Methotrexate Might Help in Skin Healing in RDEB, Study Suggests
More than 2,000 transcripts — RNA molecules that derive from DNA and carry instructions for protein production — were found to be differentially produced between intact skin and wounds in people with recessive dystrophic epidermolysis bullosa (RDEB).
Based on these findings, computer simulations identified the prescription medication methotrexate as a therapy that might promote wound healing in RDEB.
Methotrexate is used to treat the skin disease psoriasis, rheumatoid arthritis, and certain inflammatory conditions and cancers.
The study, “Transcriptomic profiling of recessive dystrophic epidermolysis bullosa wounded skin highlights drug repurposing opportunities to improve wound healing,” was published in the journal Experimental Dermatology.
RDEB is an inherited blistering skin condition caused by mutations in the COL7A1 gene that encodes for type VII collagen, an important component of anchoring fibrils — large structural elements that hold the skin together.
In patients with the inherited disease, the physiological processes required for tissue repair are affected, leading to delayed wound healing, inflammation, scarring, and an increased risk of squamous cell carcinoma (SCC), a common type of skin cancer. There currently is no cure, and treatments that can improve and speed up wound healing are lacking.
Now, a group of scientists in the U.K., the U.S., and Indonesia hypothesized that, in RDEB patients, the expression (activity) of certain genes would be different in wounded skin sections as compared with intact skin. If so, the researchers could then look for compounds to revert the abnormal expression profiles in wounds. The goal was to find therapies that might be repurposed for treating wounds in RDEB.
To that end, biopsies were collected from six RDEB patients, ages 25 to 52. The biopsies were taken from skin next to a chronic wound — defined as being present for at least six weeks with no signs of healing — as well as from normal-appearing skin. Six healthy individuals also provided skin biopsies and served as controls. Patients and controls were matched on sex, age, ethnicity, body site, and biopsy time.
Transcriptome profiling was used to identify which genes were turned “on” or “off,” by detecting the full range of RNA molecules in each sample. A total of 2,388 transcripts were differentially expressed between wounded and intact skin from EB patients, while 2,685 transcripts were differentially expressed between wounds and skin samples from the healthy participants.
Computer analysis revealed that the dysregulated genes in wounds were associated with a signaling pathway called JAK/STAT, Toll-like receptors, which are typically found on immune cells, and interactions between cytokines — signaling molecules that mediate immune responses. According to the researchers, these are “key activating events in RDEB wounds”.
Next, the team sought to identify molecules with the potential ability to oppose the differentiated genes in wounded RDEB skin. They used L1000FWD, an online application that allows the visualization of more than 16,000 compound-induced gene expression signatures. Using their previously identified datasets of differentially expressed genes, a total of 50 compounds were predicted to stimulate wound healing in RDEB.
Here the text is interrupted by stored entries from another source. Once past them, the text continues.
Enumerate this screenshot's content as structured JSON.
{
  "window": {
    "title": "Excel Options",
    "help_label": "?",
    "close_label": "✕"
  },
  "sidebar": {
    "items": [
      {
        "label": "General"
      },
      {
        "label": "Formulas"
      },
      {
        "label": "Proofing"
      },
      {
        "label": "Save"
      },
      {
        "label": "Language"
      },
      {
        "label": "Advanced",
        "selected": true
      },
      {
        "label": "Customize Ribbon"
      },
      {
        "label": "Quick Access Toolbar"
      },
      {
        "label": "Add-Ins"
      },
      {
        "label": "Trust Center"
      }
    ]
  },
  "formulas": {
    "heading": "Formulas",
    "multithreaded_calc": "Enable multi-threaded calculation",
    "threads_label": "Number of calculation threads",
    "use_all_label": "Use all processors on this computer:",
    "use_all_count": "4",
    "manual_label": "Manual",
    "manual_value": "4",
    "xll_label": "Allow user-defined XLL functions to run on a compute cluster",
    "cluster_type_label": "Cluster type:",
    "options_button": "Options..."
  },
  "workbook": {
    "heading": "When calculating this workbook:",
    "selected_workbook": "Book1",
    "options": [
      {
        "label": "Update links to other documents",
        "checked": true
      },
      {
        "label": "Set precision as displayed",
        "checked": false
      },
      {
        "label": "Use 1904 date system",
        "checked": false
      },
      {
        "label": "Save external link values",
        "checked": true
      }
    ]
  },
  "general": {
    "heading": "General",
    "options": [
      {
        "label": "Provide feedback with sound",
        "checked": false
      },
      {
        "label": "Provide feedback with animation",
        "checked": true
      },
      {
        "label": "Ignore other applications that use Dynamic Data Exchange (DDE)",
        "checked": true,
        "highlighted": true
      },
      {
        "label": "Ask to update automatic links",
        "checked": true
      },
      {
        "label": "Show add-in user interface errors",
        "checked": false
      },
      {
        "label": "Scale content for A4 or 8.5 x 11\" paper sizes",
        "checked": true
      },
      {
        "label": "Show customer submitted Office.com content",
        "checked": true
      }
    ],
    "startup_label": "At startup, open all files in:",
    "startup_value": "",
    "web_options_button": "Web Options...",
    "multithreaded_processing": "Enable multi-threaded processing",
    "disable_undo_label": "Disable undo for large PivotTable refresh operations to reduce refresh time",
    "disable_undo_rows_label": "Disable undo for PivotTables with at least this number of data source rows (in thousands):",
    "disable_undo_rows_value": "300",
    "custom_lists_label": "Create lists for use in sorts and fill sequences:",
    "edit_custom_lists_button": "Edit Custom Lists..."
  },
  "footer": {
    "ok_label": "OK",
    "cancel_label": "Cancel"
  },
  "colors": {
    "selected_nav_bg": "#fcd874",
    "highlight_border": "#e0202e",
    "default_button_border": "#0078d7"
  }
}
Four of the 10 best compounds were found to be commercially available medications: simvastatin, used to lower cholesterol; anafranil, an antidepressant; fulvestrant, a breast cancer therapy; and methotrexate.
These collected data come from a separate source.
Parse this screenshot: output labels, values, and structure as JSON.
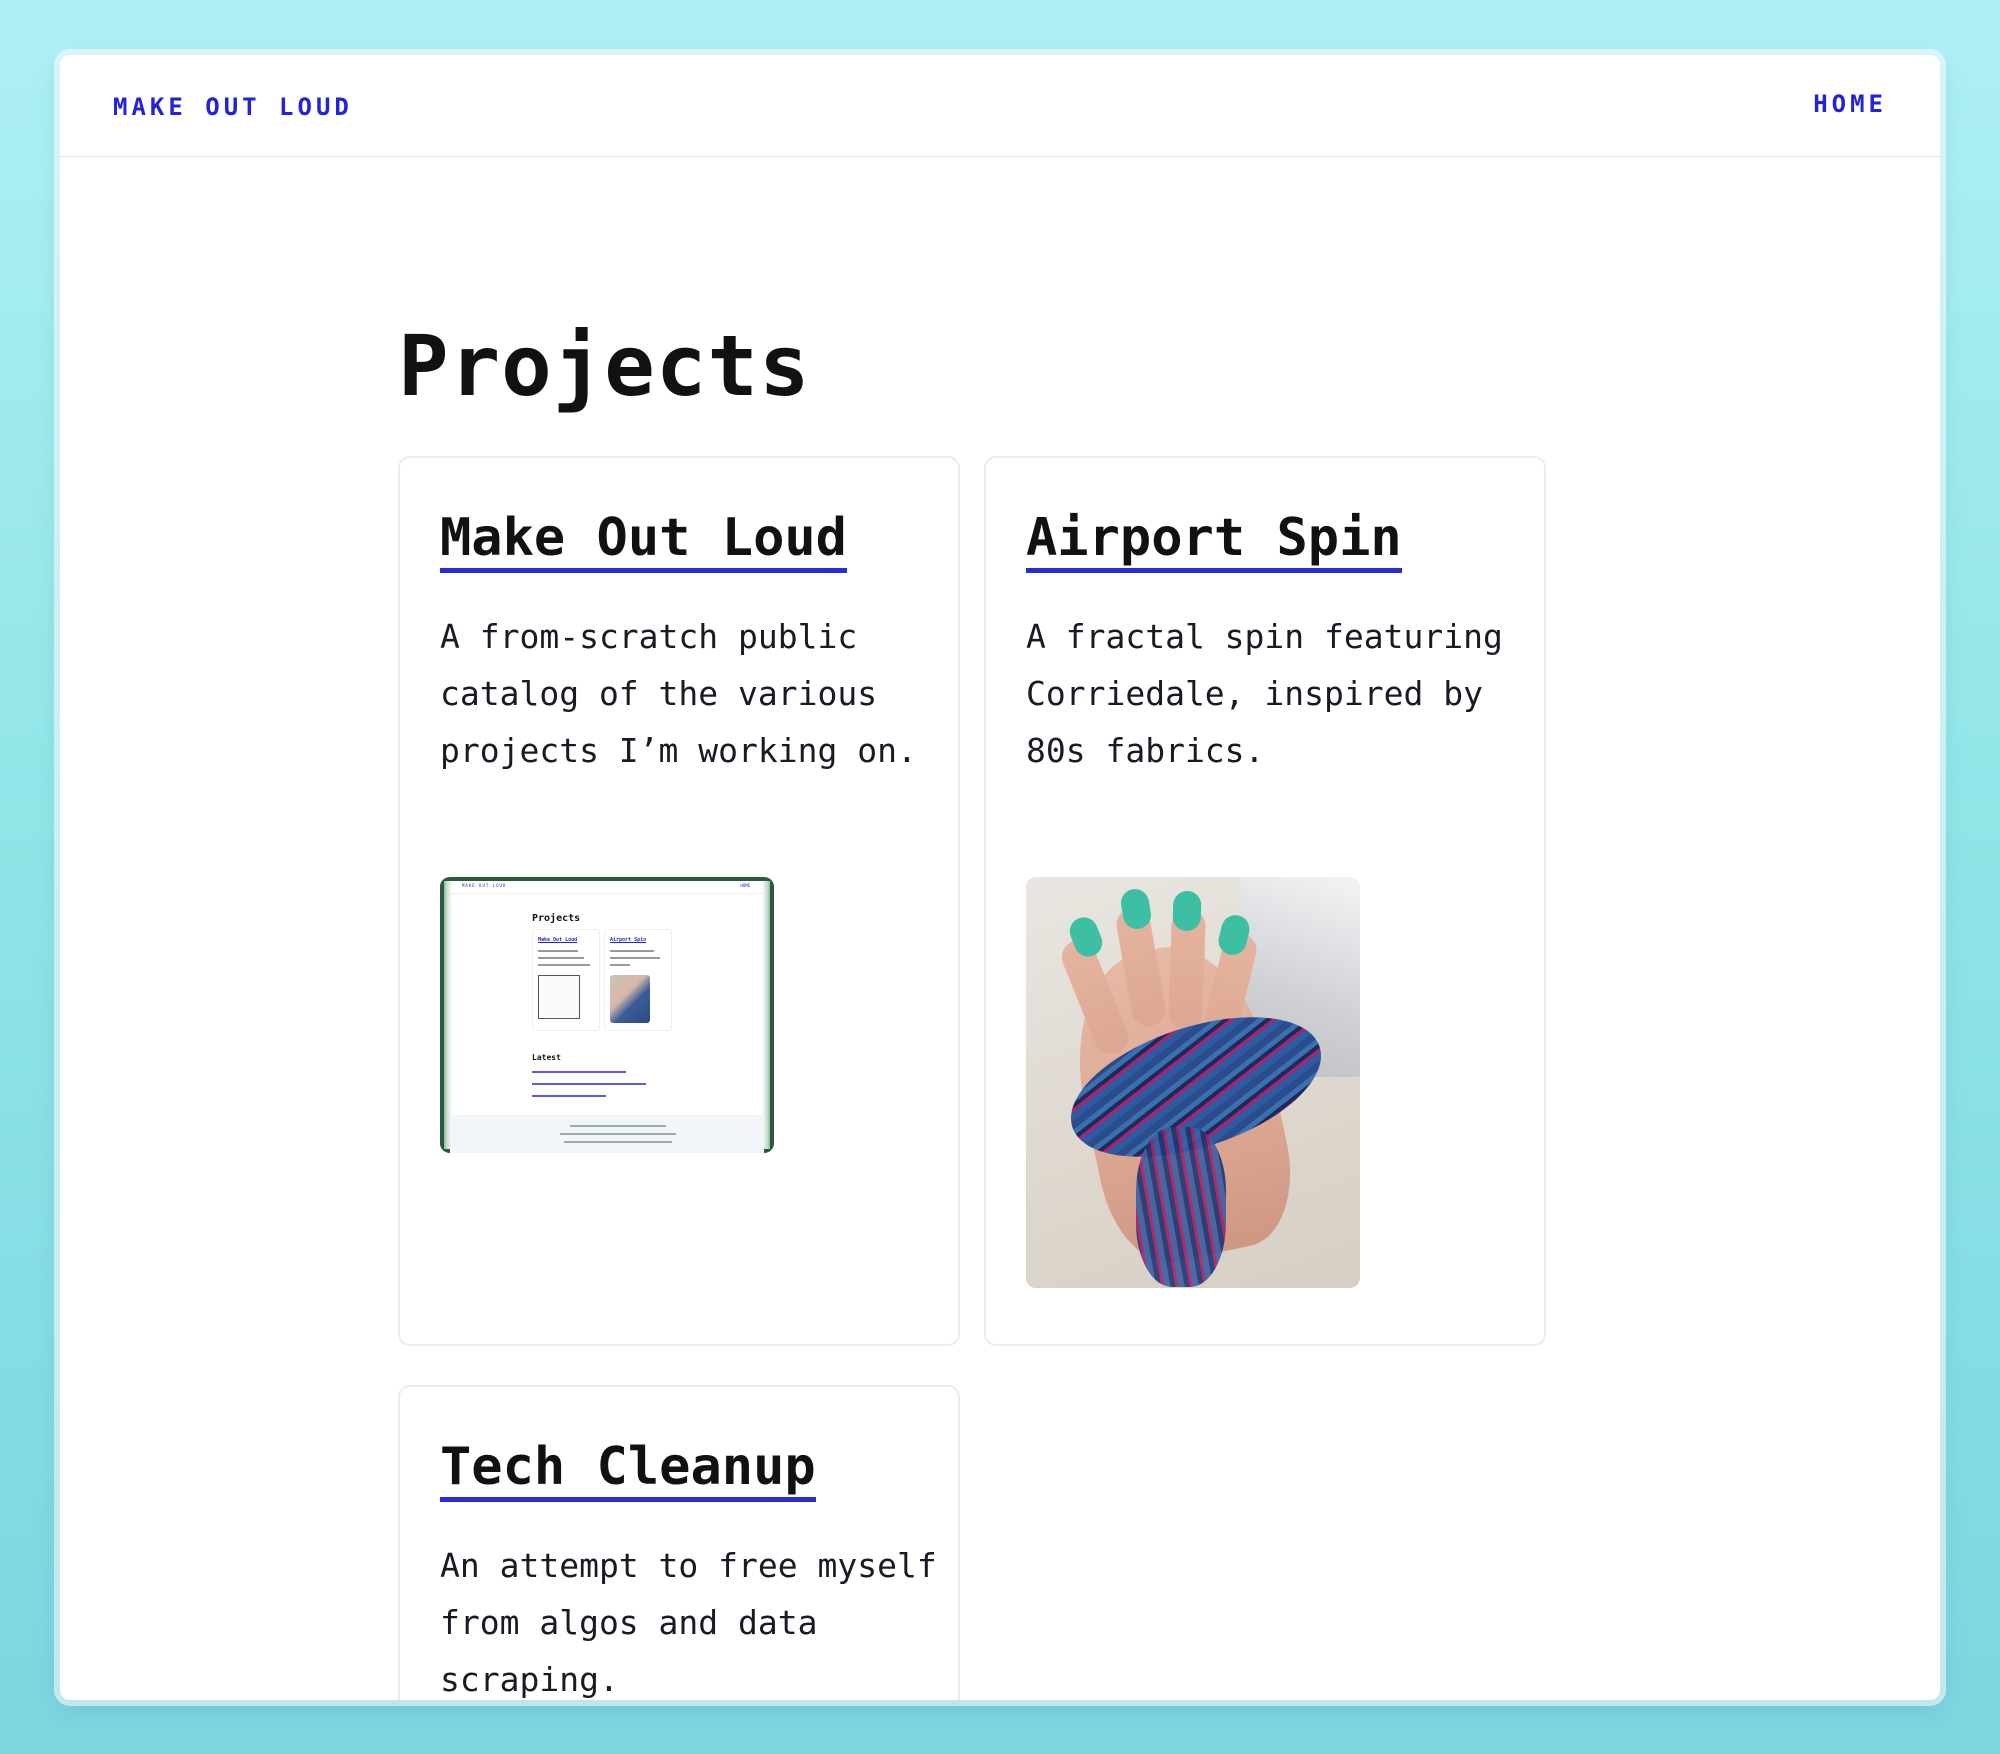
{
  "header": {
    "brand": "MAKE OUT LOUD",
    "nav_home": "HOME"
  },
  "main": {
    "title": "Projects",
    "projects": [
      {
        "title": "Make Out Loud",
        "description": "A from-scratch public catalog of the various projects I’m working on.",
        "image": "site-screenshot"
      },
      {
        "title": "Airport Spin",
        "description": "A fractal spin featuring Corriedale, inspired by 80s fabrics.",
        "image": "yarn-on-hand-photo"
      },
      {
        "title": "Tech Cleanup",
        "description": "An attempt to free myself from algos and data scraping."
      }
    ]
  },
  "thumbnail_site": {
    "brand": "MAKE OUT LOUD",
    "home": "HOME",
    "title": "Projects",
    "card1": "Make Out Loud",
    "card2": "Airport Spin",
    "latest": "Latest"
  },
  "colors": {
    "accent": "#2323d8",
    "background_top": "#aef0f6",
    "background_bottom": "#7dd5e0",
    "nail_polish": "#3cbfa3"
  }
}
Among these, the investigators highlighted methotrexate, an approved therapy for the skin conditions psoriasis and atopic eczema, and generally safe, even for children.
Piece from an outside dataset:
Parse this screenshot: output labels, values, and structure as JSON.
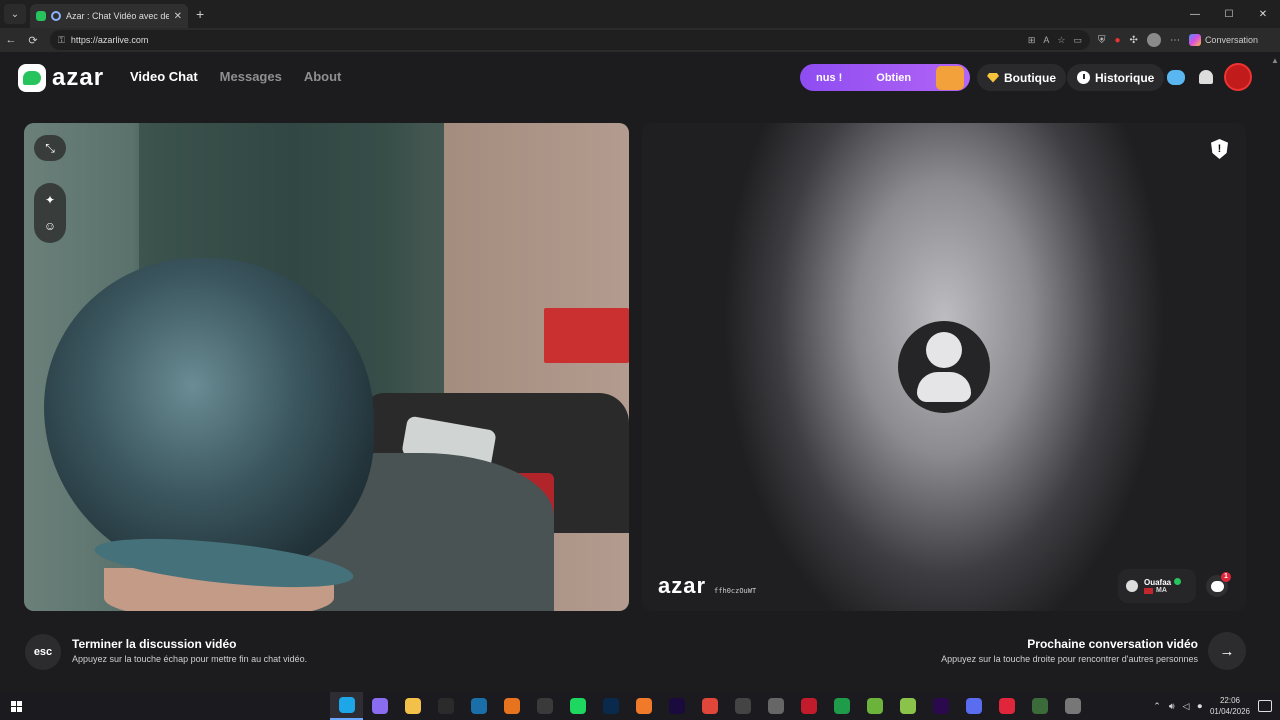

As such, “methotrexate might merit testing in animal models of RDEB or in patients with RDEB to see whether the in silico [computer] predictions might be paralleled by changes in skin transcriptomes that lead to greater skin integrity and perhaps better wound healing,” the team wrote.
“Overall, this study provides insight into the molecular profiles of RDEB wounds and underscores the possible clinical value of reverse transcriptomics data analysis in RDEB, and the potential of this approach in discovering or repurposing drugs for other diseases,” they concluded.